As you may see I'm using nlopt to compute some optimizations of the Rosenbrock function and then save each case on different files. When I run this code on Jupyter I have a message of error as you may see in the image.

I'm not sure if the problem is in the loop which calls the function nlopt.opt() or just some problem of compability with the enviroment.

Thanks for the help :)

Your assumption is correct. The list names must be defined differently:

names = [nlopt.LN_NELDERMEAD, nlopt.LN_NEWUOA, nlopt.LN_BOBYQA, nlopt.LN_COBYLA]

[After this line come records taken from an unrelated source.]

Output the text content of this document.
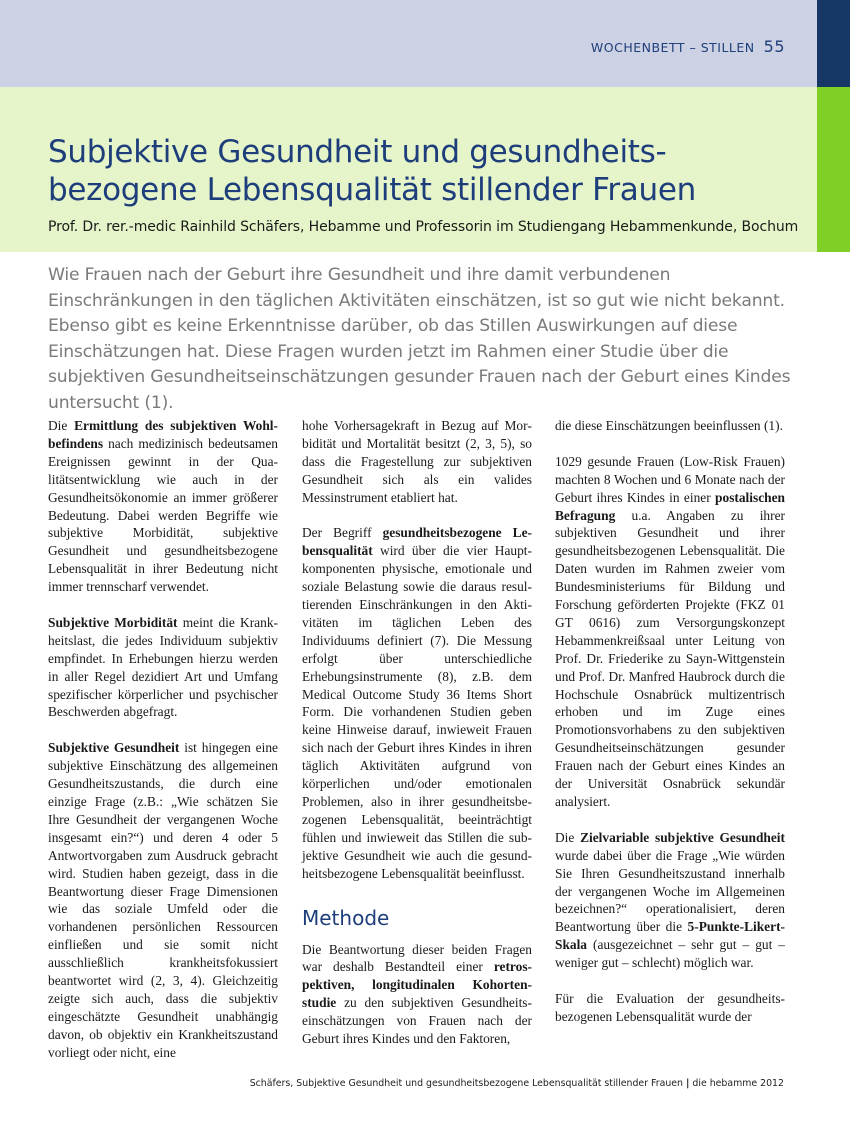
WOCHENBETT – STILLEN 55
Subjektive Gesundheit und gesundheits-
bezogene Lebensqualität stillender Frauen
Prof. Dr. rer.-medic Rainhild Schäfers, Hebamme und Professorin im Studiengang Hebammenkunde, Bochum

Wie Frauen nach der Geburt ihre Gesundheit und ihre damit verbundenen Einschränkungen in den täglichen Aktivitäten einschätzen, ist so gut wie nicht bekannt. Ebenso gibt es keine Erkenntnisse darüber, ob das Stillen Auswirkungen auf diese Einschätzungen hat. Diese Fragen wurden jetzt im Rahmen einer Studie über die subjektiven Gesundheitseinschätzungen gesunder Frauen nach der Geburt eines Kindes untersucht (1).

Die Ermittlung des subjektiven Wohlbefindens nach medizinisch bedeutsamen Ereignissen gewinnt in der Qualitätsentwicklung wie auch in der Gesundheitsökonomie an immer größerer Bedeutung. Dabei werden Begriffe wie subjektive Morbidität, subjektive Gesundheit und gesundheitsbezogene Lebensqualität in ihrer Bedeutung nicht immer trennscharf verwendet.

Subjektive Morbidität meint die Krankheitslast, die jedes Individuum subjektiv empfindet. In Erhebungen hierzu werden in aller Regel dezidiert Art und Umfang spezifischer körperlicher und psychischer Beschwerden abgefragt.

Subjektive Gesundheit ist hingegen eine subjektive Einschätzung des allgemeinen Gesundheitszustands, die durch eine einzige Frage (z.B.: „Wie schätzen Sie Ihre Gesundheit der vergangenen Woche insgesamt ein?“) und deren 4 oder 5 Antwortvorgaben zum Ausdruck gebracht wird. Studien haben gezeigt, dass in die Beantwortung dieser Frage Dimensionen wie das soziale Umfeld oder die vorhandenen persönlichen Ressourcen einfließen und sie somit nicht ausschließlich krankheitsfokussiert beantwortet wird (2, 3, 4). Gleichzeitig zeigte sich auch, dass die subjektiv eingeschätzte Gesundheit unabhängig davon, ob objektiv ein Krankheitszustand vorliegt oder nicht, eine

hohe Vorhersagekraft in Bezug auf Morbidität und Mortalität besitzt (2, 3, 5), so dass die Fragestellung zur subjektiven Gesundheit sich als ein valides Messinstrument etabliert hat.

Der Begriff gesundheitsbezogene Lebensqualität wird über die vier Hauptkomponenten physische, emotionale und soziale Belastung sowie die daraus resultierenden Einschränkungen in den Aktivitäten im täglichen Leben des Individuums definiert (7). Die Messung erfolgt über unterschiedliche Erhebungsinstrumente (8), z.B. dem Medical Outcome Study 36 Items Short Form. Die vorhandenen Studien geben keine Hinweise darauf, inwieweit Frauen sich nach der Geburt ihres Kindes in ihren täglich Aktivitäten aufgrund von körperlichen und/oder emotionalen Problemen, also in ihrer gesundheitsbezogenen Lebensqualität, beeinträchtigt fühlen und inwieweit das Stillen die subjektive Gesundheit wie auch die gesundheitsbezogene Lebensqualität beeinflusst.

Methode

Die Beantwortung dieser beiden Fragen war deshalb Bestandteil einer retrospektiven, longitudinalen Kohortenstudie zu den subjektiven Gesundheitseinschätzungen von Frauen nach der Geburt ihres Kindes und den Faktoren,

die diese Einschätzungen beeinflussen (1).

1029 gesunde Frauen (Low-Risk Frauen) machten 8 Wochen und 6 Monate nach der Geburt ihres Kindes in einer postalischen Befragung u.a. Angaben zu ihrer subjektiven Gesundheit und ihrer gesundheitsbezogenen Lebensqualität. Die Daten wurden im Rahmen zweier vom Bundesministeriums für Bildung und Forschung geförderten Projekte (FKZ 01 GT 0616) zum Versorgungskonzept Hebammenkreißsaal unter Leitung von Prof. Dr. Friederike zu Sayn-Wittgenstein und Prof. Dr. Manfred Haubrock durch die Hochschule Osnabrück multizentrisch erhoben und im Zuge eines Promotionsvorhabens zu den subjektiven Gesundheitseinschätzungen gesunder Frauen nach der Geburt eines Kindes an der Universität Osnabrück sekundär analysiert.

Die Zielvariable subjektive Gesundheit wurde dabei über die Frage „Wie würden Sie Ihren Gesundheitszustand innerhalb der vergangenen Woche im Allgemeinen bezeichnen?“ operationalisiert, deren Beantwortung über die 5-Punkte-Likert-Skala (ausgezeichnet – sehr gut – gut – weniger gut – schlecht) möglich war.

Für die Evaluation der gesundheitsbezogenen Lebensqualität wurde der

Schäfers, Subjektive Gesundheit und gesundheitsbezogene Lebensqualität stillender Frauen | die hebamme 2012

For testing I reduced the number of algorithms and the dimension of the function to 2.

j=2

with open('results_dim_' + str(j) + '.txt', 'w') as f:

    for i in range(len(names)):

        ini = time.time()
        print('entra en el primer loop')
        #while time.time()-ini < 180:
        x0 = np.repeat(0,j)
        print(names[i])
        opt = nlopt.opt(names[i], len(x0))
        if((names[i] == nlopt.LD_MMA) or (names[i] == nlopt.LD_LBFGS)): #Depending on the method we have to change the function to optimize
            opt.set_min_objective(myfunc2) 
        else :
            opt.set_min_objective(myfunc1)
        opt.set_lower_bounds(np.repeat(-10, len(x0)))
        opt.set_upper_bounds(np.repeat(10, len(x0)))
        opt.set_xtol_rel(1e-8)
        opt.set_stopval(0)
        start=time.time()
        x = opt.optimize(x0)
        end=time.time()
        f.write(str(names[i]) + '\t' + str(end-start) + '\t' + str(x) + '\t' + str(opt.last_optimum_value()) + '\n')
f.close() 

I created one file for one dimension with all algorithm results. The algorithm list is an enumeration of named int's but it's not possible to print the names. You can use opt.get_algorithm_name() to get a string description but it's not the enumeration name. For LN_NELDERMEAD you get 'Nelder-Mead simplex algorithm (local, no-derivative)'. I also corrected the if statement for the LD algorithms that need a gradient but I could not test it because you did not provide the gradient function Rosen_grad(x).